According to a recently released CBS report, by the year 2059, haredim – who currently make up 10 percent of the population – will grow by 580% and represent a third of Israelis. As it grows, the need for haredim to integrate into mainstream Israeli society and transform themselves from a parochial enclave to a full-fledged partner in the flourishing of a healthy Jewish state will grow as well.
What is desperately needed today in the ultra-Orthodox community is the sort of reasonable, pragmatic spiritual leadership personified by Rabbi Moshe Feinstein that would enable such integration. Otherwise, coexistence will inevitably become more and more difficult.
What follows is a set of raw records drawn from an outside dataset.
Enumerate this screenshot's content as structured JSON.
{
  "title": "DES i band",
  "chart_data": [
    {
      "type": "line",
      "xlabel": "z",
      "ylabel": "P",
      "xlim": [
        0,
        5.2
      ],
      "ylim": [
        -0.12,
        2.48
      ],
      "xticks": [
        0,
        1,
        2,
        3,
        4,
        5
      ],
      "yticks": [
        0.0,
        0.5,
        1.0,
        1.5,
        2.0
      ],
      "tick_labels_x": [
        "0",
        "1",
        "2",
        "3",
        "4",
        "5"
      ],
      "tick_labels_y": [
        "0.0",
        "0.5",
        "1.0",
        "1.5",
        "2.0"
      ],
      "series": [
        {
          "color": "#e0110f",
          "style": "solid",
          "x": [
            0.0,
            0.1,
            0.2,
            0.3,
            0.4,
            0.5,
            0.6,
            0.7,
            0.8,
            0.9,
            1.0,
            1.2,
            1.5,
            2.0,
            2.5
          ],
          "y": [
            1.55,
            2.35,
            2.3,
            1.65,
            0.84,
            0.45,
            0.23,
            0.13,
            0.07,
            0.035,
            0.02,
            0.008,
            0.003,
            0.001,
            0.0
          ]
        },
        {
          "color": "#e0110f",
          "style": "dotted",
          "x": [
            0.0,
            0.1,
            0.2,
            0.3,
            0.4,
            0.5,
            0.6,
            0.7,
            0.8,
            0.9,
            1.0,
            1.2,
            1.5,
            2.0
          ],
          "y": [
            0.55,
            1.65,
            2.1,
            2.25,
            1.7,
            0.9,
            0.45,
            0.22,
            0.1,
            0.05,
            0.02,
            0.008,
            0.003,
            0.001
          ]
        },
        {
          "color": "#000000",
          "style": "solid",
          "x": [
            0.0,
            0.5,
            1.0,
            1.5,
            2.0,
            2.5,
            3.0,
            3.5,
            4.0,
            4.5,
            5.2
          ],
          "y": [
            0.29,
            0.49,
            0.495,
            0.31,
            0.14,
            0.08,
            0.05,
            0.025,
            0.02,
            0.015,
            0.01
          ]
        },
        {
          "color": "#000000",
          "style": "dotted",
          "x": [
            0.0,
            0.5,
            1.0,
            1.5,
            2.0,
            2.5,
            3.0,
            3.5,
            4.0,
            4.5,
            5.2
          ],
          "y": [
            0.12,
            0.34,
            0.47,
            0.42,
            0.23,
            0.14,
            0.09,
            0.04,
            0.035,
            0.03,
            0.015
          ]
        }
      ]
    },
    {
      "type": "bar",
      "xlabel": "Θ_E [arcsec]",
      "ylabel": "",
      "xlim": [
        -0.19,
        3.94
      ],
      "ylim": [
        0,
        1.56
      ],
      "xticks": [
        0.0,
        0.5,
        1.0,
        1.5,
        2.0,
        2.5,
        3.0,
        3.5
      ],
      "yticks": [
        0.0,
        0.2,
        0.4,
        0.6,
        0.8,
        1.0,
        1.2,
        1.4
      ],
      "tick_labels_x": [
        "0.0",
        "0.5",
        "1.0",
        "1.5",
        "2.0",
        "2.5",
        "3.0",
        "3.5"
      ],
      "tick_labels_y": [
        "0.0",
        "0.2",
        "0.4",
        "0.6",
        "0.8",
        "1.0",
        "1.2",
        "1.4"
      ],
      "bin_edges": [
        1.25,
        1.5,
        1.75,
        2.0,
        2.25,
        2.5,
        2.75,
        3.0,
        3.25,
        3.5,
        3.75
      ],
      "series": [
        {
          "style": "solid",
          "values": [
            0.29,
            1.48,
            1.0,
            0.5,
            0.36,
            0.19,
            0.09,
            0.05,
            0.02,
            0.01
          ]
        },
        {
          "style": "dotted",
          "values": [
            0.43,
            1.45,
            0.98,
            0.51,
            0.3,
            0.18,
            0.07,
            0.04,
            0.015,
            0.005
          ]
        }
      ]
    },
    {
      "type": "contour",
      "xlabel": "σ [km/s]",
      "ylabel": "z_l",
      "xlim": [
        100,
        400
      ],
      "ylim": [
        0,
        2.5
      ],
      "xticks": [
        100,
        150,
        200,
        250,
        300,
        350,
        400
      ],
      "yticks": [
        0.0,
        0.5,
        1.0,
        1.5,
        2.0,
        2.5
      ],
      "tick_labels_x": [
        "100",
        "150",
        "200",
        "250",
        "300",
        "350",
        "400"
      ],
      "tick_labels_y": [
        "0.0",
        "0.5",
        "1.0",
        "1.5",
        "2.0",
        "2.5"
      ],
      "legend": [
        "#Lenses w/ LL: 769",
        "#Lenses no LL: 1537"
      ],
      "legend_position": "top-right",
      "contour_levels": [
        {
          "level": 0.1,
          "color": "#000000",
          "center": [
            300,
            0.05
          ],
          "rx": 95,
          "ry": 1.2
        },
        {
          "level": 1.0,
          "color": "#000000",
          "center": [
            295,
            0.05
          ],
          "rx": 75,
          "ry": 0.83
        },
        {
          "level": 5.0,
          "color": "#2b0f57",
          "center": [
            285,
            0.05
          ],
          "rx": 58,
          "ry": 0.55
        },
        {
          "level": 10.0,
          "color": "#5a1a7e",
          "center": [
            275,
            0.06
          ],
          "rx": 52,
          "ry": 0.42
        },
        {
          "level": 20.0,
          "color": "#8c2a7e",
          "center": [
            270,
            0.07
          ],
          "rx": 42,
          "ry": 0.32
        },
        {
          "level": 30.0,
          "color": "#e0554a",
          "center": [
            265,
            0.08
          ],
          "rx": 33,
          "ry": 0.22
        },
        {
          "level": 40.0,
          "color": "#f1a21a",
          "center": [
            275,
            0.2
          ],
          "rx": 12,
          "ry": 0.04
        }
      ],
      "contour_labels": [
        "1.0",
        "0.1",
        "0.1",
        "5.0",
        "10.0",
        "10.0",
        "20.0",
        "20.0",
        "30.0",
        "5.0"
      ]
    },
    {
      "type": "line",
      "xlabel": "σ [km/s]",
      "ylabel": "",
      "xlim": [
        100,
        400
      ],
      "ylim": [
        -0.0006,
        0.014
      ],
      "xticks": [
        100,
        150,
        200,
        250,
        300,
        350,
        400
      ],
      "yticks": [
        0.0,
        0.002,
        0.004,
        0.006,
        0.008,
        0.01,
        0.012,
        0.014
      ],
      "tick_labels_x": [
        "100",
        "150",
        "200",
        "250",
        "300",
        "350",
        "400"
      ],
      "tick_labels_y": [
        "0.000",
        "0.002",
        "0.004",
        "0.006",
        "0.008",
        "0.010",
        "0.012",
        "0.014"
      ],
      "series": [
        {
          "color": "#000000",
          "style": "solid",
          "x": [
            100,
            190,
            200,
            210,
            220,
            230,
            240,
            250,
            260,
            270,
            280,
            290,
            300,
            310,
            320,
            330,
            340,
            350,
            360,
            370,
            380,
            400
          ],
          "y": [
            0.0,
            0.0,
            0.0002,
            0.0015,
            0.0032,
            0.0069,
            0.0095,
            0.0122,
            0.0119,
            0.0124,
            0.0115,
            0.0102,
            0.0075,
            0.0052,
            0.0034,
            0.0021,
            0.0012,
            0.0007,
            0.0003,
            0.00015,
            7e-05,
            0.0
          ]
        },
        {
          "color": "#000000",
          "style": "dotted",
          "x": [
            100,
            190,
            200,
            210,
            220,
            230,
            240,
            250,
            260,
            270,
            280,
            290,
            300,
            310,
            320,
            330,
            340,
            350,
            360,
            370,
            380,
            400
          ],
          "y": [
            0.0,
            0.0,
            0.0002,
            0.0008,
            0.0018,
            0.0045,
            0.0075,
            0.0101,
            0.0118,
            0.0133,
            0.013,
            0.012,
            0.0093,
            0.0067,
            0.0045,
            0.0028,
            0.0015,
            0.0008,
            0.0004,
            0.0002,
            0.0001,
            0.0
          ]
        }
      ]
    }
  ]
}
As these recent incidents involving aggression against even religious women should tell, however, it's not just "secular" women who've been targeted by these near-misogynists who seem determined to destroy proper distinctions between Judaism and Islam. Even religious women have been victimized by this crazy mindset. Here's another recounting by a pious woman of her experience on a segregated bus in Beit Shemesh. The headline there hints at similarities with Rosa Parks, and it makes me think of how sickening it'll be if a black woman - whether religious or not - were to run afoul of any alleged Hasidics who espouse that kind of insanity and even go so far as to use racial slurs. I don't know of any actual incidents like this occurring yet, but if something concrete isn't done soon, it could happen.
Thank goodness that now, the right is making a more serious effort to confront problems like these. I suspect that one of the reasons why this has been taking place is because these fringe extremists - who certainly aren't following any true beliefs in Judaism with their behavior - must think having a conservative government in control makes it easy to get away with their offensive acts. Not so anymore as Netanyahu has wisely come out swinging clearly against these monstrous acts.
Many in Jewish society consider the image of an "evil Hasidic gangster", something that Fagin in Charles Dickens' Oliver Twist may have led to, an offensive stereotype. Why are these nutcases going out of their way to legitimize such a filthy concept by stooping to violence against women (and even men) in Jewish society over disagreements with how they run their lives?
Here's some more past horror stories you should take note of, including a case of 10 teens of a "national religious" background who were assaulted by a mob of as many as 70, another one involving fringe extremists who terrorized religious girls out of hate for their gaining a school building, and there's videos there to check as well, and another with a letter by Rabbi Dov Lipman on arrests that thankfully were made. And here, most recently, is a chilling case of an 8-year-old girl who was threatened by these madmen (via JPI). More on the same situations is also available here and here. As these should make clear, it's not just "secular" women or even men who've been targeted, but also religious people from non-Hasidic backgrounds. And it's a very scary situation that needs to solved.